Missing in most organizations is true leadership training. “We don’t train people how to lead, Sinek said. We need training that covers how to listen, be effective at confrontation and how to give and receive feedback” (Huebscher, 2019). We focus on tasks and activities instead strategic and critical thinking skills as measures of success,, that are much harder to teach and learn if you don’t have the right level of emotional intelligence within your team members.
There are other types of toxic team members that can infiltrate your organization and often go unmanaged. These toxic team members can be classified as;
- False Promiser– Not only are these team members always trying to please their supervisor with a “can do” attitude they often don’t deliver. They leave projects incomplete and rely on other team members pickup pieces or cleaning up what’s left behind.
- Along for the Ride – These team members often lack accountability or ownership of task or projects and push responsibility to other team members while still wanting to take credit for the positive results.
- I Did it! – Craving the limelight, these team members will take credit for everything even when they personally didn’t actually contribute to the results. They are fast to point out other’s shortcomings and missteps to separate themselves from the herd.

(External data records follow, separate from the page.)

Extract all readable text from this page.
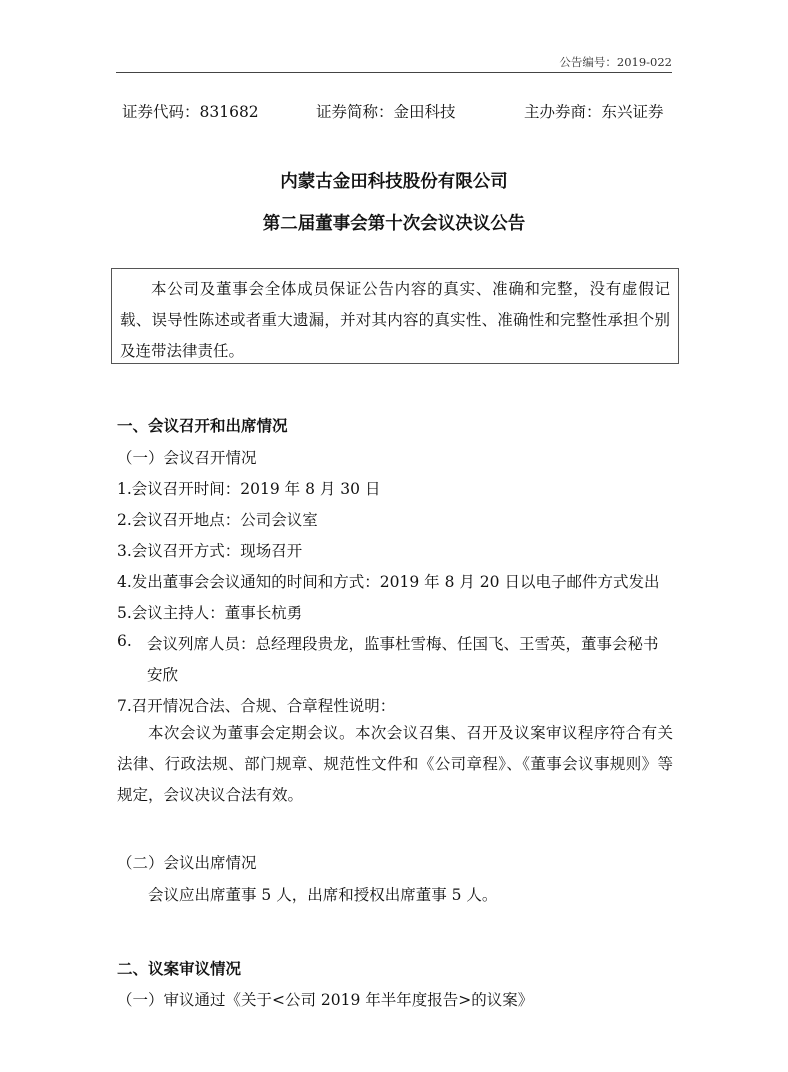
公告编号：2019-022
证券代码：831682	证券简称：金田科技	主办券商：东兴证券
内蒙古金田科技股份有限公司
第二届董事会第十次会议决议公告

本公司及董事会全体成员保证公告内容的真实、准确和完整，没有虚假记载、误导性陈述或者重大遗漏，并对其内容的真实性、准确性和完整性承担个别及连带法律责任。

一、会议召开和出席情况
（一）会议召开情况
1.会议召开时间：2019 年 8 月 30 日
2.会议召开地点：公司会议室
3.会议召开方式：现场召开
4.发出董事会会议通知的时间和方式：2019 年 8 月 20 日以电子邮件方式发出
5.会议主持人：董事长杭勇
6. 会议列席人员：总经理段贵龙，监事杜雪梅、任国飞、王雪英，董事会秘书
安欣
7.召开情况合法、合规、合章程性说明：

本次会议为董事会定期会议。本次会议召集、召开及议案审议程序符合有关法律、行政法规、部门规章、规范性文件和《公司章程》、《董事会议事规则》等规定，会议决议合法有效。

（二）会议出席情况
会议应出席董事 5 人，出席和授权出席董事 5 人。
二、议案审议情况
（一）审议通过《关于<公司 2019 年半年度报告>的议案》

- Whine with cheese– Unhappy and unsatisfied, these toxic team members criticize and point fingers. They don’t contribute to finding solutions however, and would rather complain and focus on the what they can’t control.
- The Lone Ranger– These team members likes working alone and while that’s is not a bad thing, it can turn toxic when this Lone Ranger goes rogue to find individual results or glory instead of contributing to the team goals. They may undermine the team to reach personal milestones or recognition.
Building a winning team is very hard and retaining talent is vital for long-term success. Considering both results and character when handing out raises, or recognition will help you remove the toxicity in your group. Consider adding 360 Assessments or peer reviews as part of your development plans. Ensure that your team has time to work on their interpersonal skills as well as their technical skills.
So ask yourself… Are you a Toxic Avenger or a Toxic Enabler?